# Here's my plan, requesting input



## semaj (Oct 4, 2004)

I have done some research so as not to waste your valuable time with the usual questions. I have not yet gotten wet with plants yet, but I have a plan (sort of) and was hoping for some input from those who are experienced - feel free to set me straight. I'm hoping this will save me some time and frustration over time. Here goes . . .
MY PLAN: small tank, no CO2, minimal water changes, hardy plants that require low to medium intensity light, substrate: 1.5" of soil/peat and 1" of 3-5 mm gravel, little or no fetilization, a few small fish (species unsure).
MY PROPOSED SETUP: 20 gal long aquarium, 36-45 watts (not exactly sure yet) light (6700 k) - mix of fluorescent and PC, water overflows to sump under stand with a simple DIY gravel filter and pump returns water to tank. I have chosen to go with a sump in case I want to change plans in the future - I will have a place to dose fert./add CO2 and mix.
MY QUESTIONS:
1) Does this plan and setup make sense? Any suggestions to improve?
2) Do I need to add fertilizer, or will fish food/waste do the job in this setup? what about trace elements/iron/etc.?
3) When I add water, should I plant right away, or wait for tank to cycle?
4) What are your TOP 5 plant suggestions for this setup?
5) What are your TOP 5 fish suggestions for this setup? what plant-friendly fish eat snails?
6) Should I put fertilizer sticks/tabs in substrate?
7) How do I avoid algal overgrowth in this type of system?
Any comments on these questions or anything that I have not thought of are welcome.
Thanks


----------



## Sir_BlackhOle (Jan 25, 2004)

First off, you would probably find Diana Walstad's book, Ecology of the Planted Aquarium very benificial since you are wanting to use a soil substrate with minimal water changes and little/no fertilization. It really is a great book and worth purchasing. The only thing that I might change were I attempting this setup would be to ditch the sump, use an inch of soil and a couple inches of 1-3 mm gravel. You will have to experiment and monitor the tank to determine if you need to add fertilizer or if fish food/waste is enough. You can plant immediately after adding water, but I like to wait a few days to a week before adding fish. Cycling is not usually an issue in heavily planted aquariums. In my low light, no fert tanks most crypts do very well, as do anubias, java fern, java moss, african bolbitis, and sword plants. I also like lobelia and water sprite and hygro and they are flourishing in my tank. For fish, most any tetras are nice IMHO as well as barbs or rasboras. It really depends on what you like I guess. I wouldnt think you would need fertilizer tabs in a soil based substrate. As to how to avoid algae....the best advice I can give you is to plant heavily and throw in a good bit of hornwort to act as a nutrient soak. Its a floater that will also help to shade your low light plants. I hope this helps. Maybe someone else with a bit more knowledge on soil based substrates will chime in.


----------



## semaj (Oct 4, 2004)

Thanks Kevin! I really appreciate your input and will follow your advice. One quick follow-up question for you or anyone else: 
Regarding the substrate, I plan to just use plain old natural aquarium gravel and for the soil/peat mixture I plan to purchase from a garden shop - nothing special. Is this okay, or do I need some special kind of gravel or soil? I have looked over the Substrate forum, but much of it is beyond my understanding/needs at this point, so any help would be appreciated.
Again . . . Thanks.


----------



## Rex Grigg (Jan 22, 2004)

Get the book, read the book. Or head over to www.aquabotanic.com and hit their forums. Diana Walstad is a moderator over there.
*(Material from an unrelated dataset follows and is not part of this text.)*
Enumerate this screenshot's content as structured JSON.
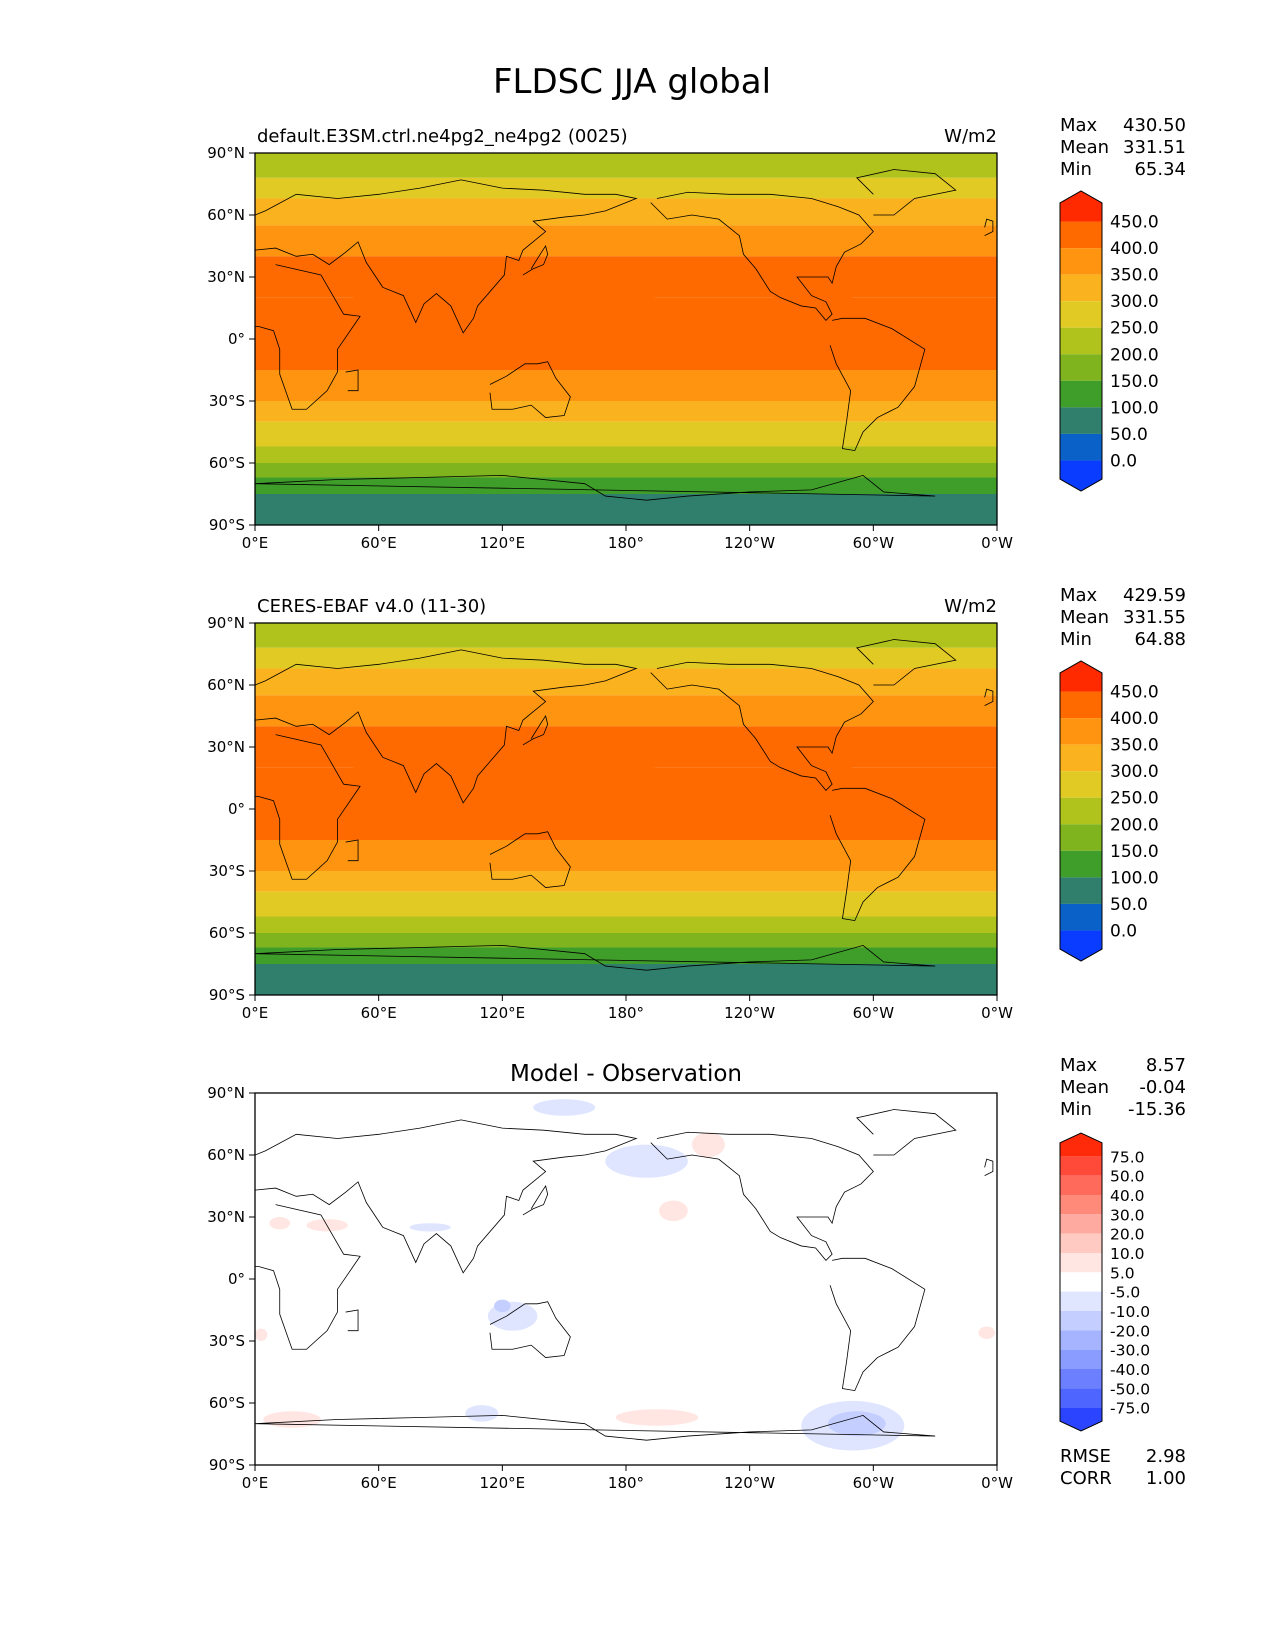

And I see one big problem with your setup. You are talking about a soil/peat substrate and a DIY gravel filter. Well if you mean a filter under the gravel you are doomed to total and complete failure. With any kind of undergravel filter the soil/peat is going to end up in the water column.

Also with any kind of planted tank you can just plant right from the start. Read my FAQ for a good guide on how to cycle a planted tank.


----------



## mm12463 (Mar 5, 2004)

Since you're doing a lower light tank without CO2 check out this talk by Tom Barr. I was looking to do a simple tank and I based mine on his talk. It covers substrate, plants and what not. The talk was about growing plants without C02. I found it helpful and the first time I have tried using peat under my gravel. And the book everyone mentioned is exceptional. Great info for sure.

The transcript is a little hard to read. Tom is under the user name Plantbrain. But worth reading.

http://www.badmanstropicalfish.com/stories/chat/chat_2-27-04.html


----------



## semaj (Oct 4, 2004)

Thank you, thank you -- Rex, Mike!
I will get the book . . . and I'll read it too.
No worries about the DIY gravel filter - not an undergravel, completely separate and in the sump, but I no longer plan to use it anyway. Although I've been to the aquabotanic website, I haven't checked out the forums there yet - thanks for the advice.
I just skimmed the Tom Barr chat - it looks interesting. I will read tonight.
Thanks again for all of your input . . . just think how lost I'd be without all of you . . .


----------